Le parole del Magnificat - antologia e compendio sapiente delle promesse di Dio a Israele - suggeriscono un modo per non smettere di sperare nella gioia e nella sua capacità di raggiungere le pieghe di ogni storia e di ogni cuore. La giovane Maria, dopo essere stata visitata dalla «potenza dell’Altissimo» (1,35), si precipita (cf 1,39) a visitare Elisabetta con il cuore in festa: «L’anima mia magnifica il Signore e il mio spirito esulta in Dio, mio salvatore» (1,46-47), svelando il segreto fontale di tanta euforia: «perché ha guardato l’umiltà della sua serva» (1,47).

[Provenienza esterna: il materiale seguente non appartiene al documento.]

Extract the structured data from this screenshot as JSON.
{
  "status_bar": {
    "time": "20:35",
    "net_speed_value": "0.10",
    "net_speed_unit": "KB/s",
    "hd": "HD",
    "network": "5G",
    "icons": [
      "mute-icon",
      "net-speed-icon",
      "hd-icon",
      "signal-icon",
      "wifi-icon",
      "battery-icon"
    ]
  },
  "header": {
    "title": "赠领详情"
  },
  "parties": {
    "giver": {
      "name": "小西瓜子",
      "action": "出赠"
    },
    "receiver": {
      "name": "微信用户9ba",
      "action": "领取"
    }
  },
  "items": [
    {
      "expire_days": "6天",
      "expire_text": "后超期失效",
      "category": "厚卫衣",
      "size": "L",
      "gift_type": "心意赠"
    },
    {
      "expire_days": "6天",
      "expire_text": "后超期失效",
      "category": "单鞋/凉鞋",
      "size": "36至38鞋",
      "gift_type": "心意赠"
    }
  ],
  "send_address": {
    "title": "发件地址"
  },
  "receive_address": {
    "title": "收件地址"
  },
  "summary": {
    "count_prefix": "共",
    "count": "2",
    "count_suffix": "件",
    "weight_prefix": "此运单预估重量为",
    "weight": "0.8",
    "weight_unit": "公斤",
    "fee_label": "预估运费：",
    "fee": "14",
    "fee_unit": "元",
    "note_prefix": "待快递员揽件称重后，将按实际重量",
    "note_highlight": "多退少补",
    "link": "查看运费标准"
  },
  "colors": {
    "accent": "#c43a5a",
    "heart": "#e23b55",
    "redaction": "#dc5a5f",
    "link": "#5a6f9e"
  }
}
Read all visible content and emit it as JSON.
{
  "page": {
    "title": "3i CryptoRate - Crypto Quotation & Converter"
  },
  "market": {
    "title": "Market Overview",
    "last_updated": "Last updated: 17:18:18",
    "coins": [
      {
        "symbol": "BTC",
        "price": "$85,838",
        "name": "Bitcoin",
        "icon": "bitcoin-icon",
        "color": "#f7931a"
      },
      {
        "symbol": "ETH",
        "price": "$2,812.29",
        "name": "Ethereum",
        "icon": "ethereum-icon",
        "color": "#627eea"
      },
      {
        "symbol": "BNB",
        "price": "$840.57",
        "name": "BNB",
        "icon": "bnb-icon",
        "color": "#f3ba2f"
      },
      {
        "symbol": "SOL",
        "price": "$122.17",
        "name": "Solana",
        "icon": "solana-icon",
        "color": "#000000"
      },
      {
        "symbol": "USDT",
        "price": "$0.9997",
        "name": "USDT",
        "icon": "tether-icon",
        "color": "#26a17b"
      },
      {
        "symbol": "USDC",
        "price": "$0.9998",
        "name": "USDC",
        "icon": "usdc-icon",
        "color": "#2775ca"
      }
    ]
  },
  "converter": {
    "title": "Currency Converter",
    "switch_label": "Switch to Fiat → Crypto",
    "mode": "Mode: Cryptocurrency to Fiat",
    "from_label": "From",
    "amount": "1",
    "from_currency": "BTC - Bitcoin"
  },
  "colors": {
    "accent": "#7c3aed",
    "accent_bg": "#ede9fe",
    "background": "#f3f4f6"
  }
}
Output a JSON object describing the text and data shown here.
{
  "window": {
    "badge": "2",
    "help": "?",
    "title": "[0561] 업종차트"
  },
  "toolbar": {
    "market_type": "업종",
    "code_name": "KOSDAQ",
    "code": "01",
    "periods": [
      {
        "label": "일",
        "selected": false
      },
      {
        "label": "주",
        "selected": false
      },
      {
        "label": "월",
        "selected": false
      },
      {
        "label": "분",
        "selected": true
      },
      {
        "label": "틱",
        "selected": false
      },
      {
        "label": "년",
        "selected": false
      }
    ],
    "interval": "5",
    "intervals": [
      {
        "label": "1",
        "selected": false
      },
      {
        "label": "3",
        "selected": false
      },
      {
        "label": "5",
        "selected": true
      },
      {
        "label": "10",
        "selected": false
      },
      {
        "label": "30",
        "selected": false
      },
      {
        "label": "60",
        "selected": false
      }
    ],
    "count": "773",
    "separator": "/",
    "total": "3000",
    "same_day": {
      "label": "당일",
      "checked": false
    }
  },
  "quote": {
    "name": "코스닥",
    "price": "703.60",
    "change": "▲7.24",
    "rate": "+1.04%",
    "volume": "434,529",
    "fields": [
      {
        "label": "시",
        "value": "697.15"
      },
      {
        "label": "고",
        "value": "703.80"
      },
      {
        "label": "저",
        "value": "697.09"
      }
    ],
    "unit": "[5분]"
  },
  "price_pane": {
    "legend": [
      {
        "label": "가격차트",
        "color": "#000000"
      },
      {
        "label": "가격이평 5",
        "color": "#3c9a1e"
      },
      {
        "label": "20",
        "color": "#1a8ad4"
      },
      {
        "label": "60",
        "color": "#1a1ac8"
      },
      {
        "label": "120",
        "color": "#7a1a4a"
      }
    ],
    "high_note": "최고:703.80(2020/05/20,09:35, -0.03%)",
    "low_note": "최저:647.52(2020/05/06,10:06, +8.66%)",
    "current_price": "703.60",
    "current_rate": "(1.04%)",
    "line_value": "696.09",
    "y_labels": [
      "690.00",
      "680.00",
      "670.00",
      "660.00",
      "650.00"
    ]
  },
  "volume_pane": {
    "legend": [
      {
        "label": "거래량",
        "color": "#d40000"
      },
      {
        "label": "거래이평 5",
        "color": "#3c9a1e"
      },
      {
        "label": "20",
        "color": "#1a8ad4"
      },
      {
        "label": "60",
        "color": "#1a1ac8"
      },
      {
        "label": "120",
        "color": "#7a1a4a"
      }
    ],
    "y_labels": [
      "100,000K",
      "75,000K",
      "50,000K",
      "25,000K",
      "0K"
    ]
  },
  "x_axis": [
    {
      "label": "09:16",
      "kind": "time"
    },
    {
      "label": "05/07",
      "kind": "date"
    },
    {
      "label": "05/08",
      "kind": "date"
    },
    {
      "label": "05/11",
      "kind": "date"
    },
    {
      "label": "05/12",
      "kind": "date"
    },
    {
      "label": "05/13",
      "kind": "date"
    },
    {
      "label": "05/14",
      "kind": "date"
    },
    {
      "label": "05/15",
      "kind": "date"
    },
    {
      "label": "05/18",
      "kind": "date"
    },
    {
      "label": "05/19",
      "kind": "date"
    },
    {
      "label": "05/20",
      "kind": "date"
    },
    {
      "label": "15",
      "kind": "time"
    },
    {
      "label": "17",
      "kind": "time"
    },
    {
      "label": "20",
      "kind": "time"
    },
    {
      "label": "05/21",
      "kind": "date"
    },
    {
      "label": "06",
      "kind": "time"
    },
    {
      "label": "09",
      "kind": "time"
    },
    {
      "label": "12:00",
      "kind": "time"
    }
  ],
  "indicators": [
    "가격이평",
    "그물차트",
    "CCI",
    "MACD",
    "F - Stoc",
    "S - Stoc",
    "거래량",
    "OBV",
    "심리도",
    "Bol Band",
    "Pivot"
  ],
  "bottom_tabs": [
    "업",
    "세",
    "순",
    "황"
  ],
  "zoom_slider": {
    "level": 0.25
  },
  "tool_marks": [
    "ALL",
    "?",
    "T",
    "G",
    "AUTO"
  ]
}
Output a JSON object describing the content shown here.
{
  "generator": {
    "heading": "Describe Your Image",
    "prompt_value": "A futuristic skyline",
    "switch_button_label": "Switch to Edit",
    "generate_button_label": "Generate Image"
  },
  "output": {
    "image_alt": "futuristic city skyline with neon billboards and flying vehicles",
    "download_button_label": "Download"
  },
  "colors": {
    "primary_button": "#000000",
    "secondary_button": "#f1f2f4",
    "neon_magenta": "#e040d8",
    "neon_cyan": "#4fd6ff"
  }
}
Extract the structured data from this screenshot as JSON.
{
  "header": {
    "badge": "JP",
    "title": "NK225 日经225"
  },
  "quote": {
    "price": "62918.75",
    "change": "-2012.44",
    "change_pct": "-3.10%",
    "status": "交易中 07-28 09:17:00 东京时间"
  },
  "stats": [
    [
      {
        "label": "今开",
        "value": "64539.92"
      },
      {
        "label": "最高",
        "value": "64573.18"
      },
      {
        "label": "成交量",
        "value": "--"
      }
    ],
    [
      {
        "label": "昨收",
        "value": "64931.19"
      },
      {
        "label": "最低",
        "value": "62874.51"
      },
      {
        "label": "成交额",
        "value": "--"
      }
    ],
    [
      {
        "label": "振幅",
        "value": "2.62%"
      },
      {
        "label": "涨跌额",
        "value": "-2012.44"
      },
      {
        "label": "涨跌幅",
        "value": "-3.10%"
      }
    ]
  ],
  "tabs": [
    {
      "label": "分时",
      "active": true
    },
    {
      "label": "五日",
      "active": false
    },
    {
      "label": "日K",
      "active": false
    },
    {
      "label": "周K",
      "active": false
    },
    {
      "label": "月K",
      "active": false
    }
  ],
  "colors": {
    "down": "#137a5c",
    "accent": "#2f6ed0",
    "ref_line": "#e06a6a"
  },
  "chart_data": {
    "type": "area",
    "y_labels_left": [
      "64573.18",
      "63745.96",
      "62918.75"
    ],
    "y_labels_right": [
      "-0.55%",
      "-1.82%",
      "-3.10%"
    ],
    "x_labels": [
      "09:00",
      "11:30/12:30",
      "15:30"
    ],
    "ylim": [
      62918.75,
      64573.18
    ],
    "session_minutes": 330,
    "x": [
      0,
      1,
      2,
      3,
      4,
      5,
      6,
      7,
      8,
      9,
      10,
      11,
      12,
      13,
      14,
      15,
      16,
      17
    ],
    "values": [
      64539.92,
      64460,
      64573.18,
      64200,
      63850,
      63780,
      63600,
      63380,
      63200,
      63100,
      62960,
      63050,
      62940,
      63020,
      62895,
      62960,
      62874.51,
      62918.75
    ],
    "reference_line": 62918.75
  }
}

L’animo di Maria è stato colmato di contentezza quando si è scoperta guardata con sorprendente attenzione dall’Onnipotente, che compie «grandi cose» perché il suo nome è «Santo» (1,49). In questo sguardo la Vergine ha potuto comprendere pienamente il mistero della sua esistenza, accorgendosi di essere immersa in un oceano di «misericordia» ansioso di stendersi sull’umanità «di generazione in generazione» (1,50). Gli occhi di Dio hanno rivelato a Maria, che la sua piccola, fragile umanità serviva al suo disegno di amore e alla salvezza del mondo.


Gli occhi sono un organo potente e debole. Si possono soltanto chiudere o aprire, ma rappresentano una soglia sacra e sublime, dove il mistero della nostra realtà si pone in relazione con quella dell’altro. Gli occhi sono la porta dell’anima, dicevano gli antichi. Per mille motivi, qualche volta i nostri occhi sono così stanchi o appesantiti da rimanere chiusi di fronte alla più bella esperienza che si possa vivere in questo mondo: lasciarsi guardare da Dio e poi vivere di questo sguardo, tornando alle cose di ogni giorno - alle scrivanie e alle strade, al chiostro e al mondo, ai fratelli che attendono la nostra visita e il nostro riconoscimento - con un cuore rinnovati dall’amore. Con un canto sulle labbra.